Posterior intervals of future observations or their means (success probabilities in binomial case). These are computed using the quantile method where the intervals are computed as empirical quantiles the posterior sample, or using a parametric method by Helske (2016) in a linear-Gaussian case.

Usage

# S3 method for mcmc_output
predict(object, future_model, type = "response",
  intervals = TRUE, probs = c(0.05, 0.95), nsim, return_MCSE = FALSE,
  seed = sample(.Machine$integer.max, size = 1), ...)

Arguments

object

mcmc_output object obtained from run_mcmc

future_model

Model for future observations. Should have same structure as the original model which was used in MCMC, in order to plug the posterior samples of the model parameters to the right places.

type

Compute predictions on "mean" ("confidence interval"), "response" ("prediction interval"), or "state" level. Defaults to "response".

intervals

If TRUE, intervals are returned. Otherwise samples from the posterior predictive distribution are returned.

probs

Desired quantiles. Defaults to c(0.05, 0.95). Always includes median 0.5.

nsim

Number of state samples to draw per MCMC iteration. Note that this has no effect for the time point $n+1$ (where $n$ is the length of the original series) as this is directly obtained from the MCMC output. nsim defaults to 1 except for the EKF based MCMC output of non-linear Gaussian models (see below). For linear-Gaussian models the intervals are computed based on Kalman filter so this argument has no effect if intervals is TRUE. For non-linear Gaussian models of class nlg_ssm, if nsim is 0 and intervals is TRUE, EKF based approximation is used for computing the prediction intervals.

return_MCSE

For Gaussian models, if TRUE, the Monte Carlo standard errors of the intervals are also returned.

seed

Seed for RNG.

...

Ignored.

Value

List containing the mean predictions, quantiles and Monte Carlo standard errors .

Examples

Run this code
# NOT RUN {
require("graphics")
y <- log10(JohnsonJohnson)
prior <- uniform(0.01, 0, 1)
model <- bsm(window(y, end = c(1974, 4)), sd_y = prior,
sd_level = prior, sd_slope = prior, sd_seasonal = prior)
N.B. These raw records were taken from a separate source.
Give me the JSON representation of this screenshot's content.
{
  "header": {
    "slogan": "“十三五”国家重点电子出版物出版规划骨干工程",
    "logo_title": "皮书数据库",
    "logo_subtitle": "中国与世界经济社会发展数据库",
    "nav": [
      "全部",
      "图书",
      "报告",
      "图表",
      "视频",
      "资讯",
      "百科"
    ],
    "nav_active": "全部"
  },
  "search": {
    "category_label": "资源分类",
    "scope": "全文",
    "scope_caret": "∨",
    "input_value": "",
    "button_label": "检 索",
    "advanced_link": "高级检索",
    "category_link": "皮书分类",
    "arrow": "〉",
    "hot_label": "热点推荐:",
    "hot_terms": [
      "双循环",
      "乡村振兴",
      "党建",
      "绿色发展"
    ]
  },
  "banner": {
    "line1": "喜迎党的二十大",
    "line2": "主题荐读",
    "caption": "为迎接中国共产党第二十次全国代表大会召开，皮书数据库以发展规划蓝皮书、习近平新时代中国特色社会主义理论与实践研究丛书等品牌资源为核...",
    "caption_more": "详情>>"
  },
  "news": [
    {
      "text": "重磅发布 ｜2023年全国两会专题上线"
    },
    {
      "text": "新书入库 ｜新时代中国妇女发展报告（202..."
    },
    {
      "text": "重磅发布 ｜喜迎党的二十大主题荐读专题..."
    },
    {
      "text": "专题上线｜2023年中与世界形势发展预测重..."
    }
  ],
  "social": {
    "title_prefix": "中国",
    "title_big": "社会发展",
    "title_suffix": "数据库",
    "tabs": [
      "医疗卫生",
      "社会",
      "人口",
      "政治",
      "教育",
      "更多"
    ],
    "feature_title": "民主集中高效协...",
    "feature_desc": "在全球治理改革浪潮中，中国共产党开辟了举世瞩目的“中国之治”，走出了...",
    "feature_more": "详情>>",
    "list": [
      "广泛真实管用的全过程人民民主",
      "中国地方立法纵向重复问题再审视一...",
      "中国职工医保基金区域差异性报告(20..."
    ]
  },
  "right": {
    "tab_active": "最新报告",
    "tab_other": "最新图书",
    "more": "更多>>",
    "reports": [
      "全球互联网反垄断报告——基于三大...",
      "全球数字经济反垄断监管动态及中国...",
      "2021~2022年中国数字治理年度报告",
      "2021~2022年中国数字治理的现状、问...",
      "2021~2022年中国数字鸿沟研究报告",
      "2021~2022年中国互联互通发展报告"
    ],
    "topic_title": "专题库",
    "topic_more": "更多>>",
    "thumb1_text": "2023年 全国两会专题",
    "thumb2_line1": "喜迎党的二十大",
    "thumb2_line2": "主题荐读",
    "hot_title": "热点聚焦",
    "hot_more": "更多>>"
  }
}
mcmc_results <- run_mcmc(model, n_iter = 5000)
future_model <- model
future_model$y <- ts(rep(NA, 25), start = end(model$y), 
  frequency = frequency(model$y))
pred_gaussian <- predict(mcmc_results, future_model, 
  probs = c(0.05, 0.1, 0.5, 0.9, 0.95))
ts.plot(log10(JohnsonJohnson), pred_gaussian$intervals, 
  col = c(1, rep(2, 5)), lty = c(1, 2, 2, 1, 2, 2))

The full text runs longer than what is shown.